So here’s one of those … er … hypotheticals—you know, a what-if proposition that never really happens, right?—to consider: Imagine a pregnant, single woman working at a Christian college being called into the administration offices to be fired for engaging in premarital sex. Now, the first thing to mind is, well, it’s a private school, and a Christian one at that, so we can expect the institution to have some conduct standards others might find a bit odd.
But that’s where the story takes a strange turn:
Teri James, 29, told the news outlet that she did sign a two-page contract with San Diego Christian College that included a provision agreeing not to engage in “sexually immoral behavior including premarital sex.”
“I needed a job in this economy and so I never thought that anything would happen,” James explained to “Today.”
But James said she was humiliated after being pulled into her supervisor’s office last fall, where she was asked if she was pregnant and then was let go. After James lost her job, she claims the school offered a position to her now-husband, even though they were aware he’d had sex before getting married, too.
(Boldface accent added)
In fairness to SDCC, we should note that the school has not yet acknowledged that they offered the female fornicator’s job to a male fornicator, so Christians concerend about the delicate suggestions of hypocrisy in the name of faith can relax and just remind themselves that it’s a woman, and therefore a slut, and thus is only making it all up.

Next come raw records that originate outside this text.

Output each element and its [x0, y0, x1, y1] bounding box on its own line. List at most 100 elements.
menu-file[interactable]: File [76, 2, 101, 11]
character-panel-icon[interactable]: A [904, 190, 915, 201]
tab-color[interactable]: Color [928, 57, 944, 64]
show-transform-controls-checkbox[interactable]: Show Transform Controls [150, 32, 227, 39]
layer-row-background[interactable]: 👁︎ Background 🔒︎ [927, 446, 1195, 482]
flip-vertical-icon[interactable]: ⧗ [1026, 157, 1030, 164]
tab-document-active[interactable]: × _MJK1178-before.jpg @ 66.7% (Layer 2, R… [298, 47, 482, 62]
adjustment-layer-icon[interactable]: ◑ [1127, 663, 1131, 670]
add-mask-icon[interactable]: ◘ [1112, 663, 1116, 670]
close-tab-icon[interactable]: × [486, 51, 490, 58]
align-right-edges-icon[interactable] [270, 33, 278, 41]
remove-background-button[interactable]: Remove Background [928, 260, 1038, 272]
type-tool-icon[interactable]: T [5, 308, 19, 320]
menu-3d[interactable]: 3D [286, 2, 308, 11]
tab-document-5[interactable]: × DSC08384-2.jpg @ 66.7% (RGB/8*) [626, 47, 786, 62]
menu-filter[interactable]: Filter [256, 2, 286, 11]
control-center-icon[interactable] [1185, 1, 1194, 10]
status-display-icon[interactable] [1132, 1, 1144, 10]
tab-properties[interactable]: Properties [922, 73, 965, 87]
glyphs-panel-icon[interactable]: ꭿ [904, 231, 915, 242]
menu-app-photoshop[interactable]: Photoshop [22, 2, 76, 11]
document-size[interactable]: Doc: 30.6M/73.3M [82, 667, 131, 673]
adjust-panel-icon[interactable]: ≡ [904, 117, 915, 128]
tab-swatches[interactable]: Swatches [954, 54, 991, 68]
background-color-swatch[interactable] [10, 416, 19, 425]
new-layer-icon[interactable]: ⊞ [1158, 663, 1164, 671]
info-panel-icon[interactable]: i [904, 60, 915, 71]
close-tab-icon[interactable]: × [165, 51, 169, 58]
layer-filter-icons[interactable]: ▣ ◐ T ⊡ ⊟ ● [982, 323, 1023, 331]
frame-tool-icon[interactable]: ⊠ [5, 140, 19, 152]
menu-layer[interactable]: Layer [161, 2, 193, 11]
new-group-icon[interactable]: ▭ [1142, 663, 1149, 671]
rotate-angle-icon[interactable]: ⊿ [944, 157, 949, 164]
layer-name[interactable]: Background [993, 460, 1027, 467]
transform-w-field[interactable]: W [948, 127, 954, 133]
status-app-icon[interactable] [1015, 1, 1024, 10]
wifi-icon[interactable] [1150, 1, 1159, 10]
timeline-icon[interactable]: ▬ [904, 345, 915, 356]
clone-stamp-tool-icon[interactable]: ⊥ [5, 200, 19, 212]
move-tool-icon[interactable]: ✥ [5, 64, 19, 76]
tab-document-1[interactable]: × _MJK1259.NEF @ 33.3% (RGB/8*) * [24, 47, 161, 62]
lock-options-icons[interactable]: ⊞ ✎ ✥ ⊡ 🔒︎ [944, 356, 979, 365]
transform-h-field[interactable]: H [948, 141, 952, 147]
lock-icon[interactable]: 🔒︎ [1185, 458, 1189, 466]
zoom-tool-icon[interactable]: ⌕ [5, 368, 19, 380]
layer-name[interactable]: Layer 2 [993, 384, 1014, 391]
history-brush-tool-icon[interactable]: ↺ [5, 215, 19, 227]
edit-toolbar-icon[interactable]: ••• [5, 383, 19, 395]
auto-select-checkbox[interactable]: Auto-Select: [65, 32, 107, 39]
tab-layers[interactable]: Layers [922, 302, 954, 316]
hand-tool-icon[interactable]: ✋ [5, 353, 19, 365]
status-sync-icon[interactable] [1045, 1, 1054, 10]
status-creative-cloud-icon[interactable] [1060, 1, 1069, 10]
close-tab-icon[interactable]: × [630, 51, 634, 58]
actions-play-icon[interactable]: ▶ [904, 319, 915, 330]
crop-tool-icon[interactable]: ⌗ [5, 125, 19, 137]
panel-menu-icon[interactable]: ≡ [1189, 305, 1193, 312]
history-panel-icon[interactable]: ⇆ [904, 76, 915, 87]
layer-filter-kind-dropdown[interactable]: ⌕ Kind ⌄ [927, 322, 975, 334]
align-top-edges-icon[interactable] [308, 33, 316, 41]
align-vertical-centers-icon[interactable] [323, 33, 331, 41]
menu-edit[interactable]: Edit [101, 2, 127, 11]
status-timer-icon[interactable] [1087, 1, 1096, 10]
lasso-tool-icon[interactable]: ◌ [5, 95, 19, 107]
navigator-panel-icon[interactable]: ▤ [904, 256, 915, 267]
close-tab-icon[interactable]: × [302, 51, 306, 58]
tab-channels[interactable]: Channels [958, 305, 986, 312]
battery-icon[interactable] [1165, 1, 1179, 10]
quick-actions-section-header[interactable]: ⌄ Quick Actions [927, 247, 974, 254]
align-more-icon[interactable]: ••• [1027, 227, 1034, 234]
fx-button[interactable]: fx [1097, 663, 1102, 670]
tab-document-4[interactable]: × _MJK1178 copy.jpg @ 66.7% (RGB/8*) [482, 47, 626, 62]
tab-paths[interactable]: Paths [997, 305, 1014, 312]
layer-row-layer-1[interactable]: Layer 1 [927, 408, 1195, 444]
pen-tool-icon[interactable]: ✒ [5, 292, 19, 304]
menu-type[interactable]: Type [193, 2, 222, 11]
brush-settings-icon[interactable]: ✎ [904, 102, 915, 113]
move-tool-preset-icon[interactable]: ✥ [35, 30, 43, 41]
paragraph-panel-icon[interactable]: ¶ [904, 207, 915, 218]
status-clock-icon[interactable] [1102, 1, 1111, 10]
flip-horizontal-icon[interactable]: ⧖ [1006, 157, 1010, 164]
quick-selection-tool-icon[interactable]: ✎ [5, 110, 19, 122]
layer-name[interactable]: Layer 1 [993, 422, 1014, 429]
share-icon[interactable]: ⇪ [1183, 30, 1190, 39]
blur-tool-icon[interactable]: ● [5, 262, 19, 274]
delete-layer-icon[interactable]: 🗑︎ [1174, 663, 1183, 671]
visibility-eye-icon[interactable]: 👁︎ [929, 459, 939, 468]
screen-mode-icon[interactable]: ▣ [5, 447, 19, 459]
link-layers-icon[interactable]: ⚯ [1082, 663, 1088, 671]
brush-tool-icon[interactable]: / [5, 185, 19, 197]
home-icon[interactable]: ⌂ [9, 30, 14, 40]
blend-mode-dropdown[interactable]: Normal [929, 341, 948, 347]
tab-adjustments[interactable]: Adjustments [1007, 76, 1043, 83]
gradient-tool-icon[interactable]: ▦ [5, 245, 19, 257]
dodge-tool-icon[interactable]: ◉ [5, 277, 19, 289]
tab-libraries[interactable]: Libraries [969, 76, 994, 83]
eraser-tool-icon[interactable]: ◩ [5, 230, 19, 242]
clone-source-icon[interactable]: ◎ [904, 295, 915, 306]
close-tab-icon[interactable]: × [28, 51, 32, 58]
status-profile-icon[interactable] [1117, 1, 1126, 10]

The rest of us will simply watch, with equal measures of amusement and disgust, as the school tries to talk its way out of this one.
In the end, it’s a matter of appearances. That is, one can see the evidence of Ms. James’ fornication; there is no hiding it. But her boyfriend, now husband? Well, he doesn’t carry pregnancies, so there is no visible evidence, so they can all just pretend he’s a virtuous man.
Or something. I mean, if you’re thinking, There must be more to this, well, there probably is. But nothing says those other aspects are obliged to make any sense.